Połowę zagadki mamy rozwiązane
Druga połowa to pytanie czym nudzą się mężczyźni, skoro ( w liczbach):
-zdradzeni przez żony 514
-zdradzone przez męża 900
-zdradzeni przez dziewczyny 251
-zdradzone przez chłopaków 466
Wiem, że statystyka może być z lekka nieprawdziwa, biorąc pod uwagę sposób rozładowywania emocji przez panów i szukania przez nich pomocy, ale jednak widać sporą różnicę między płciami. Nawet gdyby nie brać jej (różnicy) pod uwagę, panowie czymś muszą się kierować, zdradzając...Czym?

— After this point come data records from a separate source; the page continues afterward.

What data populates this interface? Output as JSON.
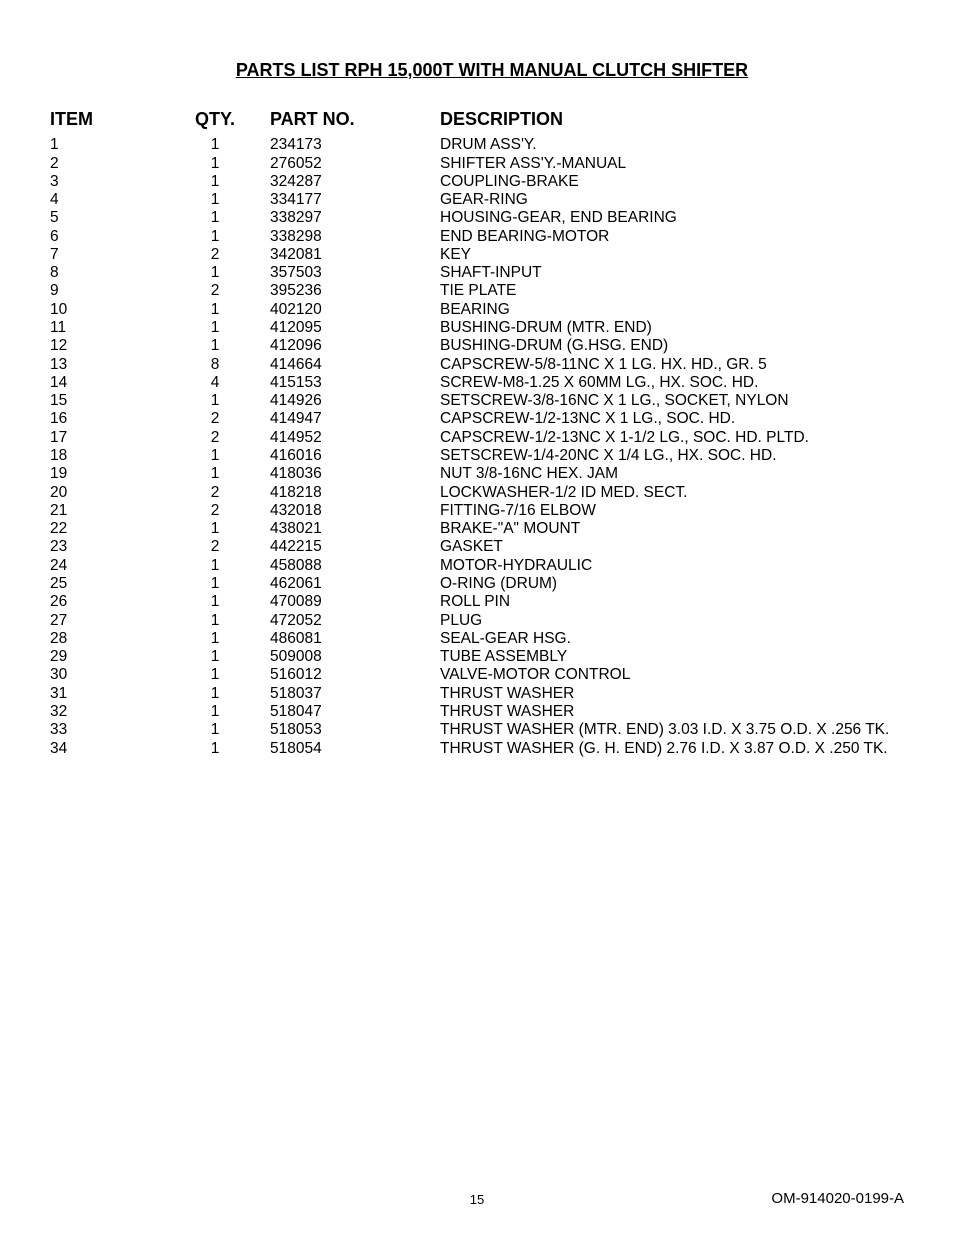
{
  "title": "PARTS LIST RPH 15,000T WITH MANUAL CLUTCH SHIFTER",
  "headers": {
    "item": "ITEM",
    "qty": "QTY.",
    "part": "PART NO.",
    "desc": "DESCRIPTION"
  },
  "rows": [
    {
      "item": "1",
      "qty": "1",
      "part": "234173",
      "desc": "DRUM ASS'Y."
    },
    {
      "item": "2",
      "qty": "1",
      "part": "276052",
      "desc": "SHIFTER ASS'Y.-MANUAL"
    },
    {
      "item": "3",
      "qty": "1",
      "part": "324287",
      "desc": "COUPLING-BRAKE"
    },
    {
      "item": "4",
      "qty": "1",
      "part": "334177",
      "desc": "GEAR-RING"
    },
    {
      "item": "5",
      "qty": "1",
      "part": "338297",
      "desc": "HOUSING-GEAR, END BEARING"
    },
    {
      "item": "6",
      "qty": "1",
      "part": "338298",
      "desc": "END BEARING-MOTOR"
    },
    {
      "item": "7",
      "qty": "2",
      "part": "342081",
      "desc": "KEY"
    },
    {
      "item": "8",
      "qty": "1",
      "part": "357503",
      "desc": "SHAFT-INPUT"
    },
    {
      "item": "9",
      "qty": "2",
      "part": "395236",
      "desc": "TIE PLATE"
    },
    {
      "item": "10",
      "qty": "1",
      "part": "402120",
      "desc": "BEARING"
    },
    {
      "item": "11",
      "qty": "1",
      "part": "412095",
      "desc": "BUSHING-DRUM (MTR. END)"
    },
    {
      "item": "12",
      "qty": "1",
      "part": "412096",
      "desc": "BUSHING-DRUM (G.HSG. END)"
    },
    {
      "item": "13",
      "qty": "8",
      "part": "414664",
      "desc": "CAPSCREW-5/8-11NC X 1 LG. HX. HD., GR. 5"
    },
    {
      "item": "14",
      "qty": "4",
      "part": "415153",
      "desc": "SCREW-M8-1.25 X 60MM LG., HX. SOC. HD."
    },
    {
      "item": "15",
      "qty": "1",
      "part": "414926",
      "desc": "SETSCREW-3/8-16NC X 1 LG., SOCKET, NYLON"
    },
    {
      "item": "16",
      "qty": "2",
      "part": "414947",
      "desc": "CAPSCREW-1/2-13NC X 1 LG., SOC. HD."
    },
    {
      "item": "17",
      "qty": "2",
      "part": "414952",
      "desc": "CAPSCREW-1/2-13NC X 1-1/2 LG., SOC. HD. PLTD."
    },
    {
      "item": "18",
      "qty": "1",
      "part": "416016",
      "desc": "SETSCREW-1/4-20NC X 1/4 LG., HX. SOC. HD."
    },
    {
      "item": "19",
      "qty": "1",
      "part": "418036",
      "desc": "NUT 3/8-16NC HEX. JAM"
    },
    {
      "item": "20",
      "qty": "2",
      "part": "418218",
      "desc": "LOCKWASHER-1/2 ID MED. SECT."
    },
    {
      "item": "21",
      "qty": "2",
      "part": "432018",
      "desc": "FITTING-7/16 ELBOW"
    },
    {
      "item": "22",
      "qty": "1",
      "part": "438021",
      "desc": "BRAKE-\"A\" MOUNT"
    },
    {
      "item": "23",
      "qty": "2",
      "part": "442215",
      "desc": "GASKET"
    },
    {
      "item": "24",
      "qty": "1",
      "part": "458088",
      "desc": "MOTOR-HYDRAULIC"
    },
    {
      "item": "25",
      "qty": "1",
      "part": "462061",
      "desc": "O-RING (DRUM)"
    },
    {
      "item": "26",
      "qty": "1",
      "part": "470089",
      "desc": "ROLL PIN"
    },
    {
      "item": "27",
      "qty": "1",
      "part": "472052",
      "desc": "PLUG"
    },
    {
      "item": "28",
      "qty": "1",
      "part": "486081",
      "desc": "SEAL-GEAR HSG."
    },
    {
      "item": "29",
      "qty": "1",
      "part": "509008",
      "desc": "TUBE ASSEMBLY"
    },
    {
      "item": "30",
      "qty": "1",
      "part": "516012",
      "desc": "VALVE-MOTOR CONTROL"
    },
    {
      "item": "31",
      "qty": "1",
      "part": "518037",
      "desc": "THRUST WASHER"
    },
    {
      "item": "32",
      "qty": "1",
      "part": "518047",
      "desc": "THRUST WASHER"
    },
    {
      "item": "33",
      "qty": "1",
      "part": "518053",
      "desc": "THRUST WASHER (MTR. END) 3.03 I.D. X 3.75 O.D.  X .256 TK."
    },
    {
      "item": "34",
      "qty": "1",
      "part": "518054",
      "desc": "THRUST WASHER (G. H. END) 2.76 I.D. X 3.87 O.D. X .250 TK."
    }
  ],
  "footer": {
    "page": "15",
    "doc": "OM-914020-0199-A"
  }
}
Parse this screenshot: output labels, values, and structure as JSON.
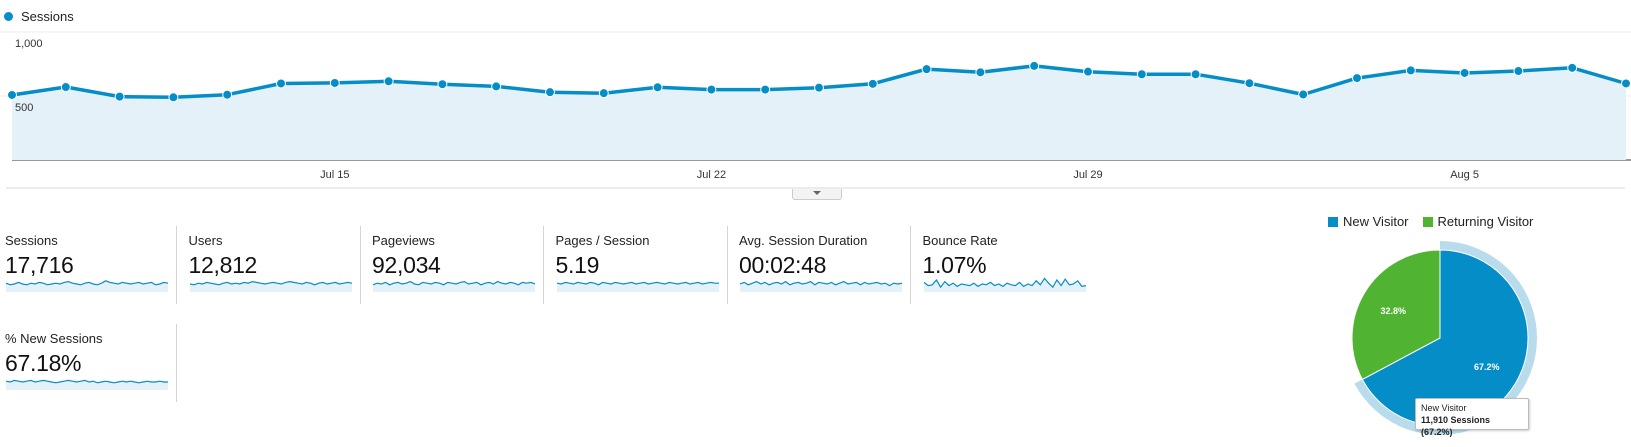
{
  "legend": {
    "series_name": "Sessions",
    "color": "#058dc7"
  },
  "chart_data": [
    {
      "type": "area",
      "title": "",
      "series": [
        {
          "name": "Sessions",
          "color": "#058dc7",
          "values": [
            508,
            570,
            495,
            490,
            510,
            598,
            602,
            615,
            592,
            575,
            530,
            522,
            568,
            550,
            550,
            565,
            595,
            710,
            685,
            735,
            690,
            670,
            670,
            600,
            512,
            640,
            700,
            680,
            695,
            720,
            598
          ]
        }
      ],
      "x_labels": [
        {
          "index": 6,
          "label": "Jul 15"
        },
        {
          "index": 13,
          "label": "Jul 22"
        },
        {
          "index": 20,
          "label": "Jul 29"
        },
        {
          "index": 27,
          "label": "Aug 5"
        }
      ],
      "y_ticks": [
        {
          "value": 1000,
          "label": "1,000"
        },
        {
          "value": 500,
          "label": "500"
        }
      ],
      "ylim": [
        0,
        1000
      ],
      "grid": true
    },
    {
      "type": "pie",
      "legend_position": "top",
      "slices": [
        {
          "name": "New Visitor",
          "value": 67.2,
          "label": "67.2%",
          "color": "#058dc7"
        },
        {
          "name": "Returning Visitor",
          "value": 32.8,
          "label": "32.8%",
          "color": "#50b432"
        }
      ],
      "tooltip": {
        "title": "New Visitor",
        "text": "11,910 Sessions (67.2%)"
      }
    }
  ],
  "metrics": [
    {
      "label": "Sessions",
      "value": "17,716",
      "spark": [
        0.55,
        0.45,
        0.5,
        0.6,
        0.5,
        0.45,
        0.55,
        0.5,
        0.6,
        0.55,
        0.45,
        0.5,
        0.55,
        0.5,
        0.6,
        0.65,
        0.55,
        0.5,
        0.45,
        0.55,
        0.6,
        0.5,
        0.45,
        0.55,
        0.7,
        0.6,
        0.55,
        0.5,
        0.6,
        0.55,
        0.5,
        0.55,
        0.6,
        0.5,
        0.55,
        0.6,
        0.45,
        0.5,
        0.6,
        0.55
      ]
    },
    {
      "label": "Users",
      "value": "12,812",
      "spark": [
        0.5,
        0.45,
        0.55,
        0.5,
        0.6,
        0.55,
        0.5,
        0.45,
        0.55,
        0.6,
        0.5,
        0.55,
        0.5,
        0.6,
        0.55,
        0.65,
        0.6,
        0.55,
        0.5,
        0.55,
        0.6,
        0.55,
        0.5,
        0.6,
        0.65,
        0.6,
        0.55,
        0.5,
        0.6,
        0.55,
        0.45,
        0.55,
        0.6,
        0.5,
        0.55,
        0.6,
        0.5,
        0.55,
        0.6,
        0.55
      ]
    },
    {
      "label": "Pageviews",
      "value": "92,034",
      "spark": [
        0.45,
        0.55,
        0.5,
        0.6,
        0.45,
        0.55,
        0.6,
        0.5,
        0.55,
        0.65,
        0.5,
        0.45,
        0.6,
        0.55,
        0.5,
        0.6,
        0.55,
        0.45,
        0.6,
        0.55,
        0.5,
        0.6,
        0.65,
        0.5,
        0.55,
        0.6,
        0.45,
        0.55,
        0.6,
        0.5,
        0.65,
        0.55,
        0.5,
        0.6,
        0.55,
        0.45,
        0.6,
        0.55,
        0.6,
        0.5
      ]
    },
    {
      "label": "Pages / Session",
      "value": "5.19",
      "spark": [
        0.55,
        0.5,
        0.6,
        0.55,
        0.5,
        0.6,
        0.55,
        0.5,
        0.6,
        0.55,
        0.45,
        0.6,
        0.55,
        0.5,
        0.6,
        0.55,
        0.5,
        0.55,
        0.6,
        0.5,
        0.55,
        0.6,
        0.5,
        0.55,
        0.6,
        0.55,
        0.5,
        0.6,
        0.55,
        0.5,
        0.55,
        0.6,
        0.5,
        0.55,
        0.6,
        0.5,
        0.55,
        0.6,
        0.55,
        0.55
      ]
    },
    {
      "label": "Avg. Session Duration",
      "value": "00:02:48",
      "spark": [
        0.5,
        0.6,
        0.45,
        0.55,
        0.65,
        0.5,
        0.6,
        0.45,
        0.55,
        0.6,
        0.5,
        0.65,
        0.45,
        0.55,
        0.6,
        0.5,
        0.55,
        0.65,
        0.45,
        0.6,
        0.55,
        0.5,
        0.6,
        0.45,
        0.55,
        0.65,
        0.5,
        0.55,
        0.6,
        0.45,
        0.6,
        0.5,
        0.55,
        0.6,
        0.5,
        0.55,
        0.4,
        0.55,
        0.5,
        0.55
      ]
    },
    {
      "label": "Bounce Rate",
      "value": "1.07%",
      "spark": [
        0.6,
        0.4,
        0.45,
        0.75,
        0.3,
        0.65,
        0.4,
        0.55,
        0.35,
        0.5,
        0.45,
        0.4,
        0.55,
        0.35,
        0.5,
        0.45,
        0.6,
        0.4,
        0.5,
        0.35,
        0.55,
        0.45,
        0.4,
        0.6,
        0.35,
        0.5,
        0.4,
        0.7,
        0.45,
        0.85,
        0.55,
        0.3,
        0.75,
        0.4,
        0.8,
        0.45,
        0.5,
        0.7,
        0.35,
        0.4
      ]
    },
    {
      "label": "% New Sessions",
      "value": "67.18%",
      "spark": [
        0.55,
        0.5,
        0.6,
        0.55,
        0.5,
        0.55,
        0.6,
        0.5,
        0.55,
        0.6,
        0.55,
        0.5,
        0.45,
        0.5,
        0.55,
        0.6,
        0.55,
        0.5,
        0.55,
        0.6,
        0.5,
        0.55,
        0.45,
        0.5,
        0.55,
        0.5,
        0.45,
        0.5,
        0.55,
        0.5,
        0.55,
        0.5,
        0.45,
        0.5,
        0.55,
        0.5,
        0.5,
        0.55,
        0.5,
        0.5
      ]
    }
  ]
}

Być może czymś podobnym. Może to dosyć odważna teza, ale sądzę, że większa liczba zdrad u mężczyzn wiąże się z tym, że wiele z nich to po prostu jednorazowe skoki w bok bez żadnego emocjonalnego zaangażowania - to chyba rzadszy rodzaj zdrady u kobiet. A w związku z tym, że jest mniej "pracochłonny" i "czasochłonny" rodzaj - częściej pojawia się u mężczyzn.
Czy aby na pewno w tezach postawionych przez Alaryk statystyka wyżej ma zastosowanie. Wydaje mi się, ze wpis bez jego oceny co do zwartości (zresztą podkreśliłem tą niepodważalność faktów obserwowanych li tylko a może nie tylko przez autora) można się z nią zgadzać w odniesieniu do obserwacji lub zupełnie zanegować. Natomiast czy przyczyny przekładają się na liczby, chyba nie.
Zapewne Ameryki nie odkryłem, ale po oczach bije początek większości waszych postów.
Jak to w życiu, często czytamy to, co chcemy/jak chcemy
"Czepnęłam" się słowa "większość", choć biorąc pod uwagę, że autor wątku mógł zwracać się wyłącznie do zdradzonych panów, masz tezeuszu rację.
Jeśli jednak większość dotyczyć ma większości w sensie ogólnym...to już patrz statystyki wyżej...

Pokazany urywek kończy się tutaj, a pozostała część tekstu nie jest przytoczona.